まず今回の初クエストの報酬が、8万。僕が出したのが5万。
クローイが出したのが55万。
「まった、クローイ。そんなに出して大丈夫なの?」
「≪暁の咆哮≫にいた時けっこう貯えたから、問題ないわ」
「だとしても、これだと公平じゃない。ここはクローイも5万にしてくれ。これで≪エコの王≫としての所持金は、18万クレジット。あと482万クレジットだ。がんばろー」
クローイは溜息をついた。
「トラって変なこと気にするわよね。まぁそんなところが好きだけど」
いまの『好き』は友達としての好きなのか、異性としての好きなのか。ほろ酔いの頭でそんなことを悩んだ。

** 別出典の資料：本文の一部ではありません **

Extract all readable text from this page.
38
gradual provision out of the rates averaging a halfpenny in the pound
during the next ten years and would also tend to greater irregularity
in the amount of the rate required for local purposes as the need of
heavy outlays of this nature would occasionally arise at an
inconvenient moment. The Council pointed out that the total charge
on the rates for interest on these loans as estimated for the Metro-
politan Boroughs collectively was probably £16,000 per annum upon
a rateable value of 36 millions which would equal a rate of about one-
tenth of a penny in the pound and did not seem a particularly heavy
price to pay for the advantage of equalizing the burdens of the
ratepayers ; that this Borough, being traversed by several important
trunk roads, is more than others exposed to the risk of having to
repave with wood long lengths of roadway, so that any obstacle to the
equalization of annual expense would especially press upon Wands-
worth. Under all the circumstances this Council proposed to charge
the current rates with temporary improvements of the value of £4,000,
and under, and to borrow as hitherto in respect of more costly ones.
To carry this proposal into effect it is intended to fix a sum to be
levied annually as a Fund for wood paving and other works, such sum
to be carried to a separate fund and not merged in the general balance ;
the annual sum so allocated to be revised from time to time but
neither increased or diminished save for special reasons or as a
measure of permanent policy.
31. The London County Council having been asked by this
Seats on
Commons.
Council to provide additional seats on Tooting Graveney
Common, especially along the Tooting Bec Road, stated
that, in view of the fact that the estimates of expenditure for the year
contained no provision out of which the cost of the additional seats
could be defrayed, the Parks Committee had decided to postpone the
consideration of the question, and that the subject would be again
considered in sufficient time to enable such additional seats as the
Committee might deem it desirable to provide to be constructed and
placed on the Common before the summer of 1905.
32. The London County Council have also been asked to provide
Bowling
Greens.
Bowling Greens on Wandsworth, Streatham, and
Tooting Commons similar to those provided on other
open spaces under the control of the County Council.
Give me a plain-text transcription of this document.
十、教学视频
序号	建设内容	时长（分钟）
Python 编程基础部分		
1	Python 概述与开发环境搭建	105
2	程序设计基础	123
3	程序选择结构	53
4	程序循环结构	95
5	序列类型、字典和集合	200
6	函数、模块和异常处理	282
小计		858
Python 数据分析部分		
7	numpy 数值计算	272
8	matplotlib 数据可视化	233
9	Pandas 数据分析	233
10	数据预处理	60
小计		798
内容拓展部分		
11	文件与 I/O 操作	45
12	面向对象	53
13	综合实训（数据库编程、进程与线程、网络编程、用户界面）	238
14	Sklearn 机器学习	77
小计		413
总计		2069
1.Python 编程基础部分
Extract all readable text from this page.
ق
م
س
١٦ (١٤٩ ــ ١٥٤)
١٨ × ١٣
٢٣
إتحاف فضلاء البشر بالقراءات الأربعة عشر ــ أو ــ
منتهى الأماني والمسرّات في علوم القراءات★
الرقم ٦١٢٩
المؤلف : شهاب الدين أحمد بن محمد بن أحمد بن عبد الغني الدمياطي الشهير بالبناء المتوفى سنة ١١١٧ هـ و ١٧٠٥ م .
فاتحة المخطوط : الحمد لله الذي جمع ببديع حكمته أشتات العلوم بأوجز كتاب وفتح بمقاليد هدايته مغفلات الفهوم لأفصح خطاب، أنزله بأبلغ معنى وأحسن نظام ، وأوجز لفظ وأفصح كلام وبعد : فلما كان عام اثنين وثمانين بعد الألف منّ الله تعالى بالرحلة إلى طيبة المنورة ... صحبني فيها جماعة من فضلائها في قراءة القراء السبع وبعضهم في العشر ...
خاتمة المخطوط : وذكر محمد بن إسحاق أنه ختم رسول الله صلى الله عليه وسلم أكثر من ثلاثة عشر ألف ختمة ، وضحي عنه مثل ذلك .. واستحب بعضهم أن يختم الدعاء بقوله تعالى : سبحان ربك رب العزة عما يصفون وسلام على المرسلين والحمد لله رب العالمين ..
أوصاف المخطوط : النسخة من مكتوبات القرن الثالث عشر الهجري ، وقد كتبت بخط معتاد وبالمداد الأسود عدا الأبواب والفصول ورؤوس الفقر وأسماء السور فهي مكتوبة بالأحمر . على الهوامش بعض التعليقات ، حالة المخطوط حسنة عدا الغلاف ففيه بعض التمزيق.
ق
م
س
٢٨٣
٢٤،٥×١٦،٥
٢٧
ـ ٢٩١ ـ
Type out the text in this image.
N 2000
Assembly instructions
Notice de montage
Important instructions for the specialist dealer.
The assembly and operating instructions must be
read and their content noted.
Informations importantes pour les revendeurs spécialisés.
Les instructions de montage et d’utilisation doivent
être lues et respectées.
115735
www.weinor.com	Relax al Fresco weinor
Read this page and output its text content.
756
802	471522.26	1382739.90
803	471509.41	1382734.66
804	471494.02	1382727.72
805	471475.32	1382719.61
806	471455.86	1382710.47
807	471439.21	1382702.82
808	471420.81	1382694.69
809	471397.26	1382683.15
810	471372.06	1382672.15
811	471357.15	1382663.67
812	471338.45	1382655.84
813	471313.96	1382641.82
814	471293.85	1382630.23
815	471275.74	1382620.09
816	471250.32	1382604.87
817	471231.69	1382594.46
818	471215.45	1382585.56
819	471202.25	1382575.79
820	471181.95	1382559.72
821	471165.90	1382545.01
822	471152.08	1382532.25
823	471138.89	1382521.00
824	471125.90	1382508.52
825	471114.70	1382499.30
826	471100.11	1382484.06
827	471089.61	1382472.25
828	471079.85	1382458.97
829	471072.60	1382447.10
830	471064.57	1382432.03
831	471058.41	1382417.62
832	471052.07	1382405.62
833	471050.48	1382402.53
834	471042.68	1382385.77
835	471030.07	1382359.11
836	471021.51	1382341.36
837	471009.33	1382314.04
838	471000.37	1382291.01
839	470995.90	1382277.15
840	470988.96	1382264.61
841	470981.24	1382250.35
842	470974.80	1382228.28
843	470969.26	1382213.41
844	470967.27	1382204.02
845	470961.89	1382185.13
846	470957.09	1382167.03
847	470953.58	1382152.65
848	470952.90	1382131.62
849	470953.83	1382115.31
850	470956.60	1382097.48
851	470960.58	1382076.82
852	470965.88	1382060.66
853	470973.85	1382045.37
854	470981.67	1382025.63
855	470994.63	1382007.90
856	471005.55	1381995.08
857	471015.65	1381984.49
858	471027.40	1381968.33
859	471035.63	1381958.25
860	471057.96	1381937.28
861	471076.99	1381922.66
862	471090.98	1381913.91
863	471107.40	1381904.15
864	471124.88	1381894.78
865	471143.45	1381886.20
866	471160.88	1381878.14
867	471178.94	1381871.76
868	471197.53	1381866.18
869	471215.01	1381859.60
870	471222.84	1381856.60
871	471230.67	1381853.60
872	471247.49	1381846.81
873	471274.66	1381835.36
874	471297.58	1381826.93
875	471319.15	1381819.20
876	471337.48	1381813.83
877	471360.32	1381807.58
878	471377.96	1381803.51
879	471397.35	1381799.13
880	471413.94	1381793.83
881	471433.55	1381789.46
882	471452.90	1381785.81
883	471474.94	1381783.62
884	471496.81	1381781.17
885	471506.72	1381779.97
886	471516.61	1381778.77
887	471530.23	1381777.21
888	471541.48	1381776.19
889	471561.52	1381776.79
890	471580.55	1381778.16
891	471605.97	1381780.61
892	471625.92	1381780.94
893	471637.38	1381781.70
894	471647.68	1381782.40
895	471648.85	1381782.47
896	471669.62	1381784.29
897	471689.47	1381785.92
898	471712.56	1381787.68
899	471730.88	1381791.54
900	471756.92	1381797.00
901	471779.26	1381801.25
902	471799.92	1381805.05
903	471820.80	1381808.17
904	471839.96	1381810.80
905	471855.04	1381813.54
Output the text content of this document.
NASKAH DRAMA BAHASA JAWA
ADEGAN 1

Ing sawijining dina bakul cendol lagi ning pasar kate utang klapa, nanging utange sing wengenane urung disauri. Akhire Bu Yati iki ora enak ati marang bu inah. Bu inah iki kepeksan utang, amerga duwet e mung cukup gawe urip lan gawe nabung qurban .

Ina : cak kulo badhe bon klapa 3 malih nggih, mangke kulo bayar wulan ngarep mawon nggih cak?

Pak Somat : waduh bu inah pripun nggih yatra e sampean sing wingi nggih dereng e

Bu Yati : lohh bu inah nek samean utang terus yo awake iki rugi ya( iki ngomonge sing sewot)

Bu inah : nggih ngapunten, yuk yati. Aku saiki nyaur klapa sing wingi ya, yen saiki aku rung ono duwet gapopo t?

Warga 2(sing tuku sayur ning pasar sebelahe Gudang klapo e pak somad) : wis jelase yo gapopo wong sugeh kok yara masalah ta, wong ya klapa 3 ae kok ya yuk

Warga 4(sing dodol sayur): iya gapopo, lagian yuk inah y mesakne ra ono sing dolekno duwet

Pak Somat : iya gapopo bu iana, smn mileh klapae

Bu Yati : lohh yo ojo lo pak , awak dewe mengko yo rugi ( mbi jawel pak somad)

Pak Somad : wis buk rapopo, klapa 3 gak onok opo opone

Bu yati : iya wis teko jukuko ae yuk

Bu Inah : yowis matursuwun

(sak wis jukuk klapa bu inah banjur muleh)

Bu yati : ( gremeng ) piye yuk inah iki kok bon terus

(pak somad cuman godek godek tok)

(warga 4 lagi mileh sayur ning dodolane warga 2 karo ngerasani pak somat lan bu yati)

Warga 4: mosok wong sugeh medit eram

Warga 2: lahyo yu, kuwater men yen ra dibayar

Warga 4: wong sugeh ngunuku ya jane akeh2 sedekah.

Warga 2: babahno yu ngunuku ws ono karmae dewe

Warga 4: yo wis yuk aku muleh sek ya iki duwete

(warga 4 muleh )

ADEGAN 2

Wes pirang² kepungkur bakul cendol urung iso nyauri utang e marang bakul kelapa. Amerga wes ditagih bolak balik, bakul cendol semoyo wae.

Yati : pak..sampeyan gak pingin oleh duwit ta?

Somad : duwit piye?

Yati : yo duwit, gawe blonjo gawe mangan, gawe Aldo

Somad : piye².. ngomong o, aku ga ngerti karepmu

「ただガウトからのクエストだけじゃ、482万貯めるだけで年老いるわよ。もっと大きなクエストが必要ね。がっぽりと稼げるクエストが」
「それこそギルド登録しなきゃ、そんな大きなクエストは受注できないんだって」
クローイは焼き鳥の串をくわえたまま、腕組みして考え込んだ。やがて言う。
「うーん。あたし、4、5日王都を留守にするわ」
「え、なんで?」
「クエストの当てがあるのよ。手配師とはまた違うルート。つまり発注者本人と交渉するってわけ。そのために商業都市ランセまで行く必要があるの」
「僕も行こうか」
「いいえ。トラはね、あたしがクエストをもらってくる間に、仲間を増やしておきなさい。理想はアタッカーとヒーラーが欲しいわよね。ただヒーラーは希少だから、最低でもアタッカーだけは確保したいわ」
「けどさ、すでにフリー冒険者たちってパーティ組んじゃってるよ」
「狙いどころはフリー冒険者じゃないわ。王都に来たばかりの『冒険者』志望者たちよ」
「それこそ無理だ。志望者たちの夢って、四大ギルドに入ることじゃないか。僕自身、あのころはそうだったし」
「そうね。だから狙いを絞るわけ」
「狙いを絞る?」
「≪暁の咆哮≫は明日、入会を希望する志望者たちに試験を行うわ。それに合格すれば晴れて≪暁の咆哮≫の一員となり、冒険者証もゲットできる。
けど試験に不合格になった志望者たちは、何も得られずに帰路につく。そこをトラが接触して、うまいこと言って≪エコの王≫にスカウトするのよ」
「志望者たちの弱みに付け込むみたいで嫌だなぁ」
「贅沢いえる立場じゃないでしょ」
「だけどさ、試験に落ちた志望者って、戦力になるのかな?」
「フツーなら戦力にならないわよ。ただウチは別。トラの《節約》があればいけるでしょ。それに志望者だって、正式に冒険者になるチャンスを得られるわけだし」
志望者が冒険者証を得る方法は、2つある。
1つ目は、ギルドに入ること。
2つ目は、何らかのクエストをクリアすること。
クエストに挑むためには、パーティに参加するしかない。
たとえば≪エコの王≫みたいなパーティに。